Positioned end to end, the Sajama Lines would cover 10,000 miles of terrain, leading many to call the lines the world’s largest work of art. However their exact origins are unknown to this day.
The geoglyphs were most likely created through the process of scraping away the dark oxidized rock on the surface to reveal a lighter surface beneath. The question is, why did these people take the time and effort to pave such seemingly illogical criss-crossing trails? One theory suggests that the lines were forged to serve as footpaths leading to shrines and sacred sites, but this remains unconfirmed. A team of researchers at the University of Pennsylvania is currently investigating the history of the lines, but as of now, their origins remain a mystery.
Named after the nearby volcano, the Sajama Lines lie under the shadow of Bolivia’s tallest peak. From the ground, the lines are practically invisible and easy to overlook. It’s only from the air that one can recognize the incomprehensible extent of what maybe the world’s largest prehistoric artwork.
The Sajama Lines average between one and three meters wide, and run from a few meters to several kilometers. The longest of them are about twenty kilometers in length. They were created by scrapping away the dark oxidized surface rocks to expose the lighter soil beneath. Often, the lines radiate from a common area, usually somewhat elevated, allowing the lines to be seen more easily. Researchers think that these “radial centers” could be sites of ancient shrines, burial towers or even towns. One theory is that the lines were used by the indigenous people as guide when they made sacred pilgrimages. Indeed, some of the modern roads connecting towns appears to have been built upon these straight lines. Though the region is now sparsely populated there is evidence that some of the lines are still in use as footpaths.
In all, the Sajama Lines cover an area of approximately 22,000 square kilometers, which is about fifteen times larger than the famous Nazca lines in southern Peru. Rough estimates put their linear length at an astonishing 16,000 kilometers. Some consider the Sajama Lines to be the largest artwork in the world.
The sheer number of lines present and the relative area they cover suggest that they have been constructed over many generations spanning hundreds and maybe even thousands of years. The arid climate of the high altiplano, with its sparse rainfall and slow-growing vegetation, has kept the lines relatively intact.

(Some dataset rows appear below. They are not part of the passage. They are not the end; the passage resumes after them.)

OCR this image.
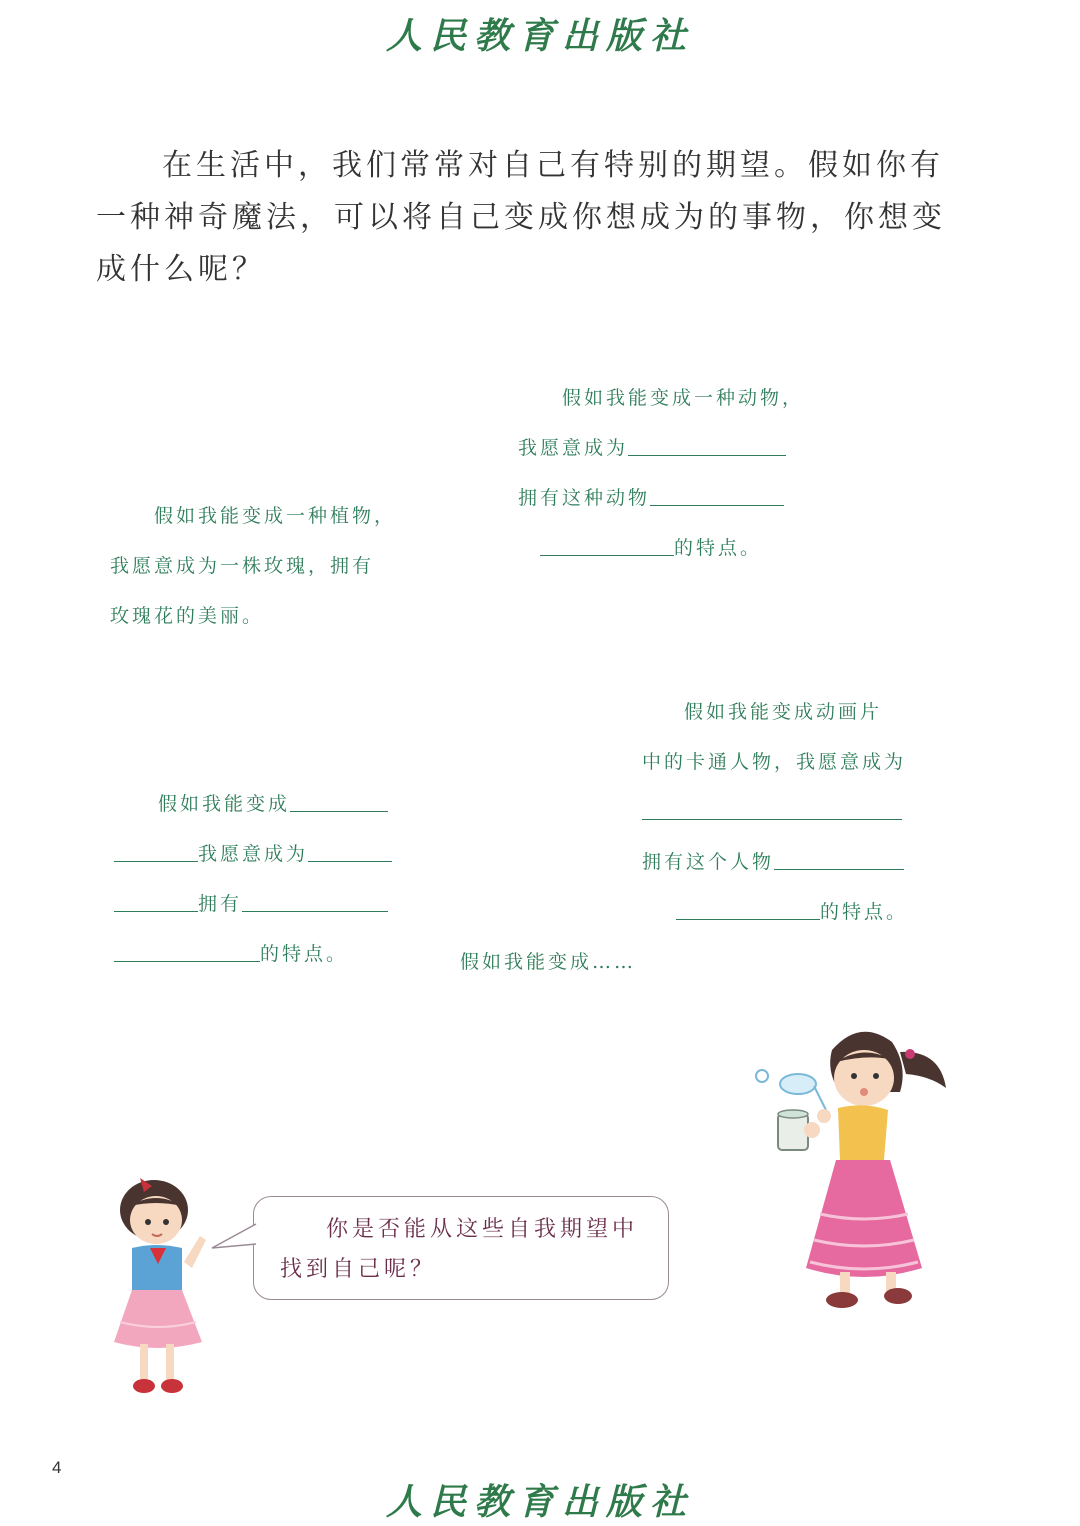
人民教育出版社

在生活中，我们常常对自己有特别的期望。假如你有一种神奇魔法，可以将自己变成你想成为的事物，你想变成什么呢？

假如我能变成一种动物，
我愿意成为
拥有这种动物
的特点。
假如我能变成一种植物，
我愿意成为一株玫瑰，拥有
玫瑰花的美丽。
假如我能变成动画片
中的卡通人物，我愿意成为
拥有这个人物
的特点。
假如我能变成
我愿意成为
拥有
的特点。	假如我能变成……
你是否能从这些自我期望中找到自己呢？
4
人民教育出版社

Despite being located near the more popular Nazca Lines in Peru, very little research have been devoted to the Sajama Lines. It was only in 1932, that the first brief reference to the geoglyphs was made in English by the Argentine professor, Aimé Félix Tschiffely, who earned fame by riding on horseback from Argentina to New York City. That same decade, anthropologist Alfred Metraux brought the lines and associated structures to the attention of scholars through his ethnographic fieldwork about the Aymara and Chipaya people of the Carangas region.